By GARRY RAYNO, InDepthNH.org
CONCORD — In a brief filed Monday, the plaintiffs in the Rand education funding suit on appeal before the Supreme Court, say the superior court decision should stand as it follows past rulings, past practices and constitutional provisions.
The case filed by property taxpayers Steven Rand and others, found the state’s administration of the Statewide Education Property Tax was unconstitutional as it results in unequal effective tax rates across the state violating the constitutional provision of “proportional and reasonable taxation.”
In their briefs, the state and the Coalition Communities 2.0 — comprising 26 property wealthy communities — argued the state legislature made a “spending” decision to allow communities that raise more money from statewide property tax revenue than they need to pay for their students’ “adequate education,” to retain the money.
Also, the state Department of Revenue Administration has set the local school tax rate at a negative number to allow unincorporated places with no or few students to avoid paying the statewide property tax.
The state claims the superior court decision violates the constitutional separation of powers provision for the three branches of government, and that unincorporated places are not subject to the Statewide Education Property Tax.
The state claims only the legislature has authority to determine funding and policy, not the judiciary.
“The trial court also properly rejected the latest argument for this disparate treatment,” write the attorneys for the plaintiffs. “Plaintiffs ask that this Court uphold the trial court’s rulings on both issues, reminding the Legislature and the Coalition Communities yet again that everyone in the State, wherever they live, has a constitutional duty to pay uniform taxes to educate all of our children.”
The attorneys note in their brief this is the fourth time the court has been asked to rule on the efforts of a small number of property wealthy communities to avoid paying the full statewide property tax rate, but has sided with the plaintiffs in the prior three decisions.
When the legislature passed the Statewide Education Property Tax in 1999, it tasked local officials to collect the tax.
“This operational structure has fed a persistent resistance in certain communities to remitting to the State the state tax revenue that exceeds the State’s adequacy obligation in those towns,” the attorneys write. “Second, the SWEPT is not a generic tax raising general revenue for the State, but rather was created specifically to raise funds to meet the State’s obligation to fund an adequate education.”
The attorneys note with a state tax the taxing district is the state and not the towns and cities that collect it from each property owner.
Since the Claremont II decision in 1997, the court has been clear that taxes raised to pay for the state’s obligation to pay for an adequate education had to be uniform in rate across the state to satisfy the provision of “proportional and reasonable taxation.”
Yet the legislative history makes clear the motivation for the change the legislature passed in 2011 was “a continuing refusal to accept that extra state funds raised locally should be sent to the State to meet the State’s constitutional responsibility,” the plaintiffs argue.
And the attorneys note the coalition town officials testified the excess SWEPT funds were treated as a general financial windfall and not as additional support for education.
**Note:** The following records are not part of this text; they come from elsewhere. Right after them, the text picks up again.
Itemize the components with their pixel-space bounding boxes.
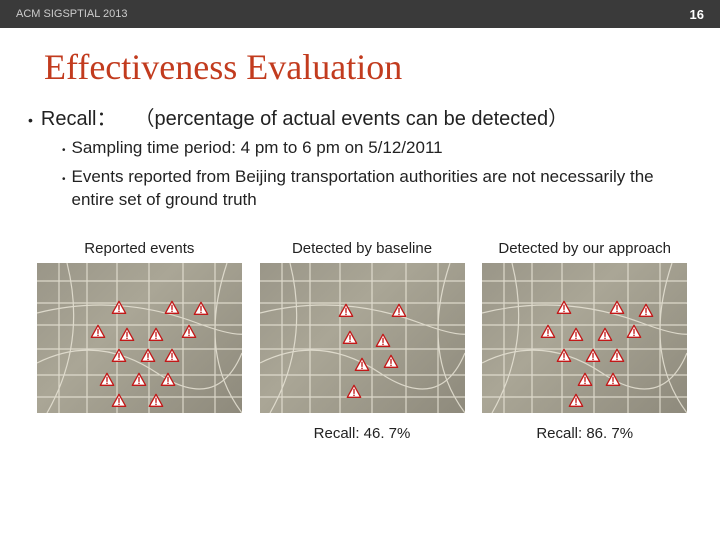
warning-marker-icon bbox=[119, 327, 135, 343]
map-column: Detected by baseline bbox=[257, 240, 468, 442]
map-label: Detected by baseline bbox=[292, 240, 432, 257]
warning-marker-icon bbox=[140, 348, 156, 364]
warning-marker-icon bbox=[609, 348, 625, 364]
sub-bullet: • Sampling time period: 4 pm to 6 pm on … bbox=[62, 137, 696, 160]
warning-marker-icon bbox=[556, 348, 572, 364]
warning-marker-icon bbox=[148, 393, 164, 409]
warning-marker-icon bbox=[540, 324, 556, 340]
warning-marker-icon bbox=[585, 348, 601, 364]
conference-name: ACM SIGSPTIAL 2013 bbox=[16, 8, 127, 20]
map-image bbox=[37, 263, 242, 413]
warning-marker-icon bbox=[338, 303, 354, 319]
bullet-dot: • bbox=[28, 112, 33, 129]
warning-marker-icon bbox=[111, 393, 127, 409]
map-label: Reported events bbox=[84, 240, 194, 257]
warning-marker-icon bbox=[375, 333, 391, 349]
recall-value: Recall: 86. 7% bbox=[536, 425, 633, 442]
sub-bullet-text: Events reported from Beijing transportat… bbox=[72, 166, 696, 212]
warning-marker-icon bbox=[164, 300, 180, 316]
warning-marker-icon bbox=[568, 393, 584, 409]
warning-marker-icon bbox=[597, 327, 613, 343]
warning-marker-icon bbox=[346, 384, 362, 400]
markers-layer bbox=[37, 263, 242, 413]
markers-layer bbox=[260, 263, 465, 413]
content-area: • Recall： （percentage of actual events c… bbox=[0, 102, 720, 442]
warning-marker-icon bbox=[605, 372, 621, 388]
map-image bbox=[482, 263, 687, 413]
warning-marker-icon bbox=[160, 372, 176, 388]
bullet-dot: • bbox=[62, 174, 66, 186]
slide-title: Effectiveness Evaluation bbox=[0, 28, 720, 102]
warning-marker-icon bbox=[391, 303, 407, 319]
warning-marker-icon bbox=[193, 301, 209, 317]
warning-marker-icon bbox=[342, 330, 358, 346]
warning-marker-icon bbox=[90, 324, 106, 340]
warning-marker-icon bbox=[131, 372, 147, 388]
map-image bbox=[260, 263, 465, 413]
warning-marker-icon bbox=[577, 372, 593, 388]
maps-row: Reported events bbox=[28, 240, 696, 442]
warning-marker-icon bbox=[638, 303, 654, 319]
warning-marker-icon bbox=[99, 372, 115, 388]
bullet-dot: • bbox=[62, 145, 66, 157]
map-column: Detected by our approach bbox=[479, 240, 690, 442]
recall-label: Recall： bbox=[41, 102, 117, 131]
page-number: 16 bbox=[690, 7, 704, 22]
warning-marker-icon bbox=[568, 327, 584, 343]
sub-bullets: • Sampling time period: 4 pm to 6 pm on … bbox=[28, 137, 696, 212]
warning-marker-icon bbox=[383, 354, 399, 370]
sub-bullet: • Events reported from Beijing transport… bbox=[62, 166, 696, 212]
warning-marker-icon bbox=[111, 348, 127, 364]
warning-marker-icon bbox=[354, 357, 370, 373]
sub-bullet-text: Sampling time period: 4 pm to 6 pm on 5/… bbox=[72, 137, 443, 160]
header-bar: ACM SIGSPTIAL 2013 16 bbox=[0, 0, 720, 28]
map-column: Reported events bbox=[34, 240, 245, 442]
warning-marker-icon bbox=[164, 348, 180, 364]
warning-marker-icon bbox=[111, 300, 127, 316]
warning-marker-icon bbox=[626, 324, 642, 340]
recall-value: Recall: 46. 7% bbox=[314, 425, 411, 442]
warning-marker-icon bbox=[148, 327, 164, 343]
warning-marker-icon bbox=[556, 300, 572, 316]
markers-layer bbox=[482, 263, 687, 413]
warning-marker-icon bbox=[609, 300, 625, 316]
recall-bullet: • Recall： （percentage of actual events c… bbox=[28, 102, 696, 131]
recall-description: （percentage of actual events can be dete… bbox=[134, 102, 568, 131]
map-label: Detected by our approach bbox=[498, 240, 671, 257]
warning-marker-icon bbox=[181, 324, 197, 340]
At the time of the change in 2011 there is no mention of any “spending decision,” but just an attempt to quiet the consistent unrest between “donor” and “receiver,” towns, which “flies in the face of this Court’s jurisprudence about the obligation of all New Hampshire taxpayers to contribute at equal rates to the adequate education of all our children, regardless of whether they live in the same town or at opposite ends of the state,” the attorneys write.
The plaintiffs also argue there was no precedent for assigning negative tax rates to unincorporated places so they did not have to pay the SWEPT.
The state argued the tax did not apply to unincorporated places because they are not “municipalities” within the meaning of the SWEPT statute.
The law says the commissioner of revenue administration is to set the SWEPT rate on “all persons and property taxable,” the plaintiffs say and “this Court’s case law also interchangeably uses ‘municipality’ to include unincorporated places.”
And the attorneys argue the decision by Superior Court Judge David Ruoff did not create new law as the State claims and he did not overstep his authority to order the practice of excess funds and negative property tax rates cease.
“The Plaintiffs respectfully ask this Court to not once again defer to the Legislature, which has shown little or no inclination to fix school funding, but rather chooses to relitigate settled law time after time,” the plaintiffs write.
“It is not outside of the Court’s authority to see that laws are applied equitably and that constitutional rights are protected.”
The Supreme Court also has an appeal of Ruoff’s ConVal School District lawsuit as well, which found the state failed to set a reasonable figure for the per pupil cost of an adequate education and the judge set a figure nearly double what the state currently pays at $4,100 per pupil.
The state and Coalition Communities 2.0 have 20 days to respond.
The other half of the Rand suit claiming state aid for education has fallen well short of the actual costs which requires local property taxes to pay the difference and those tax rates vary from community to community and is therefore unconstitutional, is currently being heard in Rockingham County Superior Court this week and next.